I'm having some issues with escalations happening properly and I'm not sure if it's because of my config or because the nagios binary is nonstandard and something may be broken. I've got little experience with nagios, and just want to make sure this is being set appropriately.
Should the following config file definition allow the escalations to take over and increment the notification interval as expected? Is there somewhere else in the config files I should be looking at to figure out what's going on? I've enabled debug 32 in the config and it's simply spitting out 'Host notification will NOT be escalated.' for each notification.

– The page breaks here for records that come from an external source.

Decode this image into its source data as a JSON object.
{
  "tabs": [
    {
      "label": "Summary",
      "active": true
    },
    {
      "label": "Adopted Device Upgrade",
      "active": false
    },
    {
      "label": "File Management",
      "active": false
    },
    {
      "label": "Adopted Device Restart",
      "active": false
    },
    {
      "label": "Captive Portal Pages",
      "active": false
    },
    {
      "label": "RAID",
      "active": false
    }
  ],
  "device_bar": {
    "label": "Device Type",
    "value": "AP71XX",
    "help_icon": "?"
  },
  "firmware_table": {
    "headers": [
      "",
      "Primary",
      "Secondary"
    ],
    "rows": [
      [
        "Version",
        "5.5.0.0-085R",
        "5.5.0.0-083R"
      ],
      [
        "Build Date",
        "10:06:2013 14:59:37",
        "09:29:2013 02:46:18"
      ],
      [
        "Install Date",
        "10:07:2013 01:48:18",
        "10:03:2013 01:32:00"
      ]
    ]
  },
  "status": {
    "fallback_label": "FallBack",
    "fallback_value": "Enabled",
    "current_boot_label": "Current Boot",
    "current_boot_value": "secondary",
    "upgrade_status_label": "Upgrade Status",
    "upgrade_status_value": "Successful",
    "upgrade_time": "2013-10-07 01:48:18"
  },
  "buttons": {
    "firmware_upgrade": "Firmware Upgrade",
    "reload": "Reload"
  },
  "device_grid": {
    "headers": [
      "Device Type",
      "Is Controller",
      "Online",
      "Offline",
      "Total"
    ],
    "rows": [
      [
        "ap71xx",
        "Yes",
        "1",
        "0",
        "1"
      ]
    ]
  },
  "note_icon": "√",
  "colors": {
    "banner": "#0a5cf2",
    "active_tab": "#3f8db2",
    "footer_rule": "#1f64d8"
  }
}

The configuration does pass the pre flight check with no issues, and reports that it's parsing the three host escalations in the config.
# test host definition
define host {
host_name test
alias test
address 10.0.0.10
hostgroups test
check_interval 0
retry_interval 1
max_check_attempts 2
flap_detection_enabled 0
icon_image windows.png
icon_image_alt LOGO - Windows
vrml_image windows.png
statusmap_image windows.png
action_url /info/host/275
check_period 24x7
contact_groups hostgroup15_servicegroup1,hostgroup15_servicegroup10,hostgroup15_servicegroup13,hostgroup15_servicegroup14,hostgroup15_servicegroup2,hostgroup15_servicegroup3,hostgroup15_servicegroup4,hostgroup15_servicegroup42,hostgroup15_servicegroup45,hostgroup15_servicegroup46,hostgroup15_servicegroup47,hostgroup15_servicegroup5,hostgroup15_servicegroup8,hostgroup15_servicegroup9,ov_monitored_by_master
check_command check_host_15!-H $HOSTADDRESS$ -t 3 -w 500.0,80% -c 1000.0,100%
parents nagios
notifications_enabled 1
notification_interval 3
notification_period 24x7
notification_options u,d,r
use host-global
}
define hostescalation{
host_name test
first_notification 3
last_notification 4
notification_interval 10
contact_groups hostgroup15_servicegroup1,hostgroup15_servicegroup10,hostgroup15_servicegroup13,hostgroup15_servicegroup14,hostgroup15_servicegroup2,hostgroup15_servicegroup3,hostgroup15_servicegroup4,hostgroup15_servicegroup42,hostgroup15_servicegroup45,hostgroup15_servicegroup46,hostgroup15_servicegroup47,hostgroup15_servicegroup5,hostgroup15_servicegroup8,hostgroup15_servicegroup9,ov_monitored_by_master
}
define hostescalation{
host_name test
first_notification 4
last_notification 5
notification_interval 30
contact_groups hostgroup15_servicegroup1,hostgroup15_servicegroup10,hostgroup15_servicegroup13,hostgroup15_servicegroup14,hostgroup15_servicegroup2,hostgroup15_servicegroup3,hostgroup15_servicegroup4,hostgroup15_servicegroup42,hostgroup15_servicegroup45,hostgroup15_servicegroup46,hostgroup15_servicegroup47,hostgroup15_servicegroup5,hostgroup15_servicegroup8,hostgroup15_servicegroup9,ov_monitored_by_master
}
define hostescalation{
host_name test
first_notification 5
last_notification 0
notification_interval 240
contact_groups hostgroup15_servicegroup1,hostgroup15_servicegroup10,hostgroup15_servicegroup13,hostgroup15_servicegroup14,hostgroup15_servicegroup2,hostgroup15_servicegroup3,hostgroup15_servicegroup4,hostgroup15_servicegroup42,hostgroup15_servicegroup45,hostgroup15_servicegroup46,hostgroup15_servicegroup47,hostgroup15_servicegroup5,hostgroup15_servicegroup8,hostgroup15_servicegroup9,ov_monitored_by_master
}
The definition was correct, but nagios was using a precached object model so changes to the config files didn't have any effect on a reload. Regenerating the precache resolved the issue.